The day of demonstrations by 350.org, the group founded by climate activist and Keystone XL critic Bill McKibben, carries a broad aim of stoking grass-roots global warming activism. But McKibben's central role in drawing greens' battle lines against the pipeline -- to coax an Obama White House seen as rarely prioritizing their concerns into rejecting its Canadian oil-sands crude supply -- makes his "Moving Planet" events the latest show of force from XL opponents.

"We're trying very consciously to build a big movement around climate change -- sometimes that means doing things that are happy, and that's what this weekend is about," McKibben said in an interview about the rallies set for 160-plus nations and all 50 U.S. states.

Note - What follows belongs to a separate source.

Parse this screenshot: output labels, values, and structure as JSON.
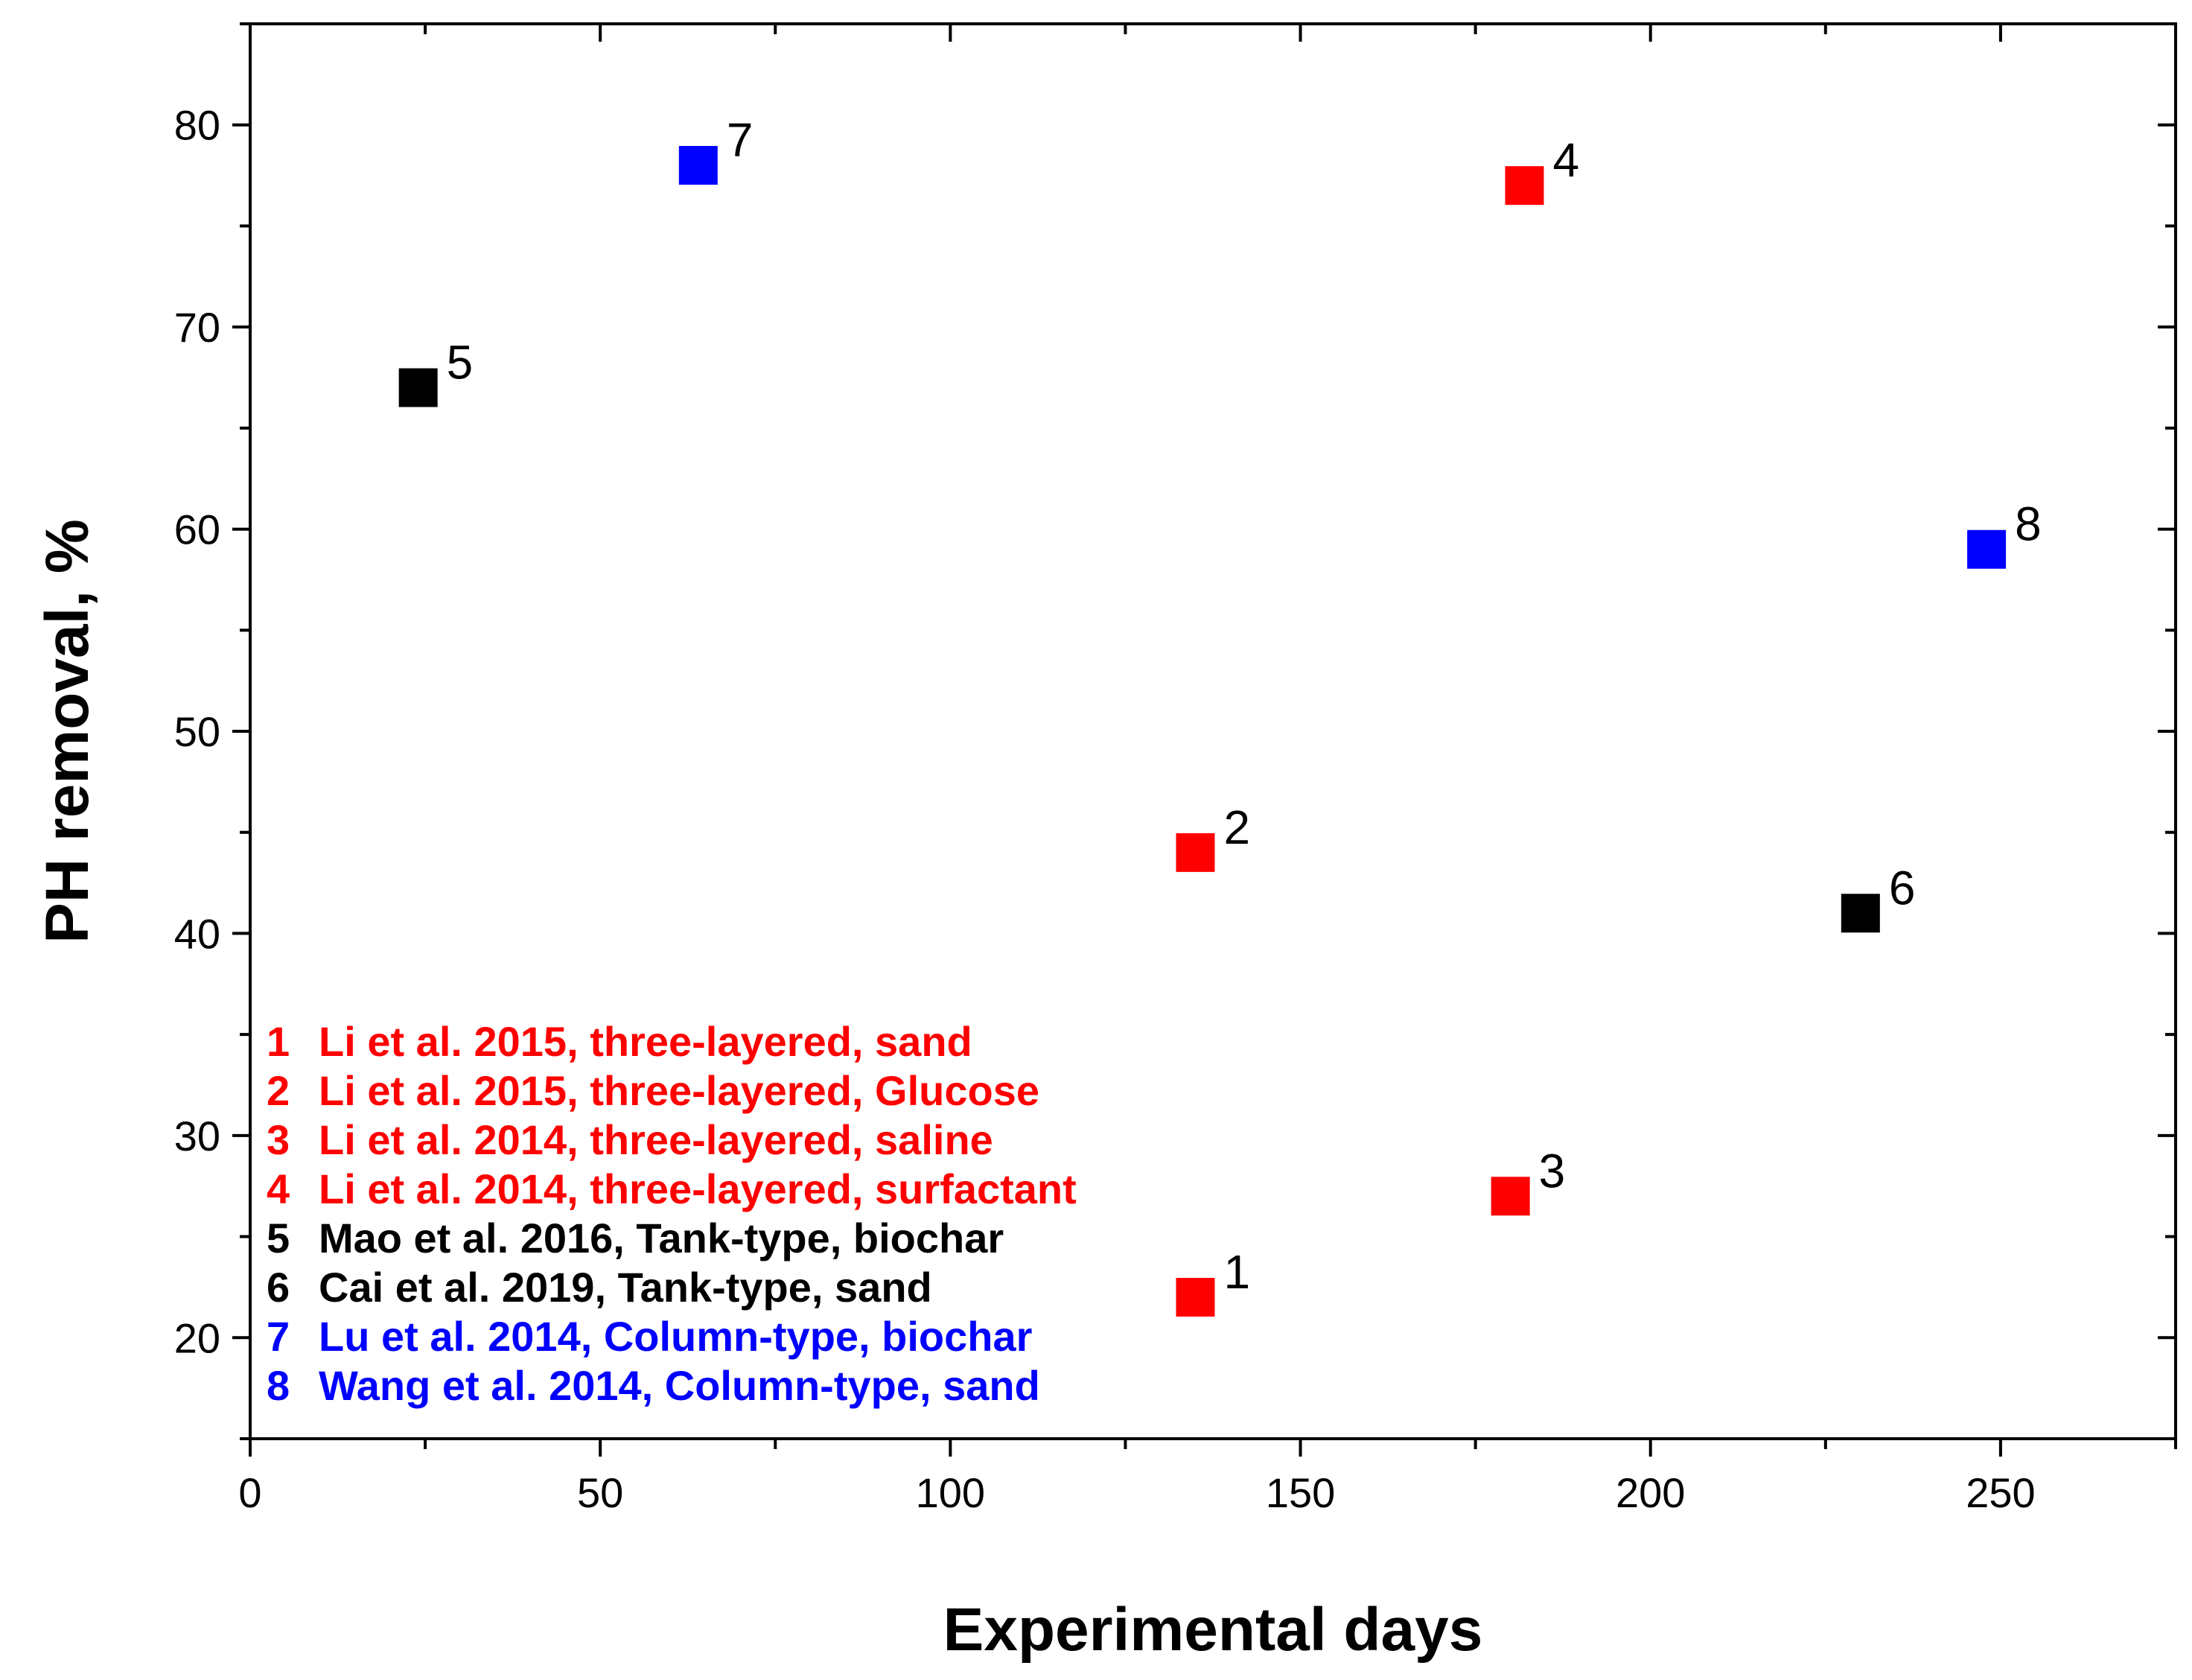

"Yet those moments are there when we need to do things that are tough, like this Keystone XL fight," he added. "More and more people are beginning to realize that."

Indeed, the positive flavor of tomorrow's rallies is expected to turn to acrimony next week as the State Department begins a round of public hearings in the six states that the 1,700-mile pipeline would cross on its way from western Canada to Gulf Coast refineries.

Environmentalists fired a first strike yesterday in releasing internal State Department emails obtained under open-government laws that show a lobbyist for Keystone XL's sponsor who previously worked for Secretary of State Hillary Rodham Clinton offering her agency frequent help. A final ruling on the pipeline from the department is expected before 2012, though the agency signaled strong prospects for its approval in a favorable environmental review released last month (Greenwire, Aug. 26).

While greens cited those emails in doubling down on charges that the State Department is biased in favor of a permit for the pipeline, business interests and oil companies are preparing an equally high-profile case for the XL line timed to the week of public hearings.

In a first emblem of that effort, U.S. Chamber of Commerce President Tom Donohue today offered hosannas for Keystone XL in a speech to the Global Business Forum in Canada. Deeming "an abundant and affordable supply of energy" essential to North American growth, Donohue called U.S.-Canada ties "the bedrock of that foundation.

"The United States has a choice: It can secure access to a stable and reliable supply of oil from Canada -- where human rights and the environment are protected -- or it can continue to be overreliant on imports from nations that do not share our interests or values," Donohue said.

In the final leg of the marathon clash over Keystone XL, the major arguments made by both sides have shifted little.

Oil and gas interests and the Canadian government, joined by business lobbies such as the U.S. Chamber and several major unions, tout the project as a job creator that would lock in fuel imports from a stable ally. Conservationists, who have enlisted liberal groups and concerned residents in the states XL would cross, blast the pipeline as a risky guarantor of increased emissions and harm to wildlife.

This week's public hearings on the pipeline include two each in Nebraska and Texas as well as one event each in South Dakota, Kansas, Oklahoma and Montana. A final hearing in downtown Washington, D.C., is set for Oct. 7.

Before the first State Department hearing starts Monday, however, Canadian environmentalists are planning to launch a civil anti-Keystone XL protest of their own in Ottawa that McKibben said could top, "per capita," the two-week White House sit-in he organized last month. Those demonstrations yielded more than 1,200 arrests.

A U.S. show of force that could top that Canadian effort, meanwhile, is in the works for Nov. 6, to mark one year before the 2012 election. Environmental activists are planning an event that would encircle the White House with large numbers of protesters, McKibben said.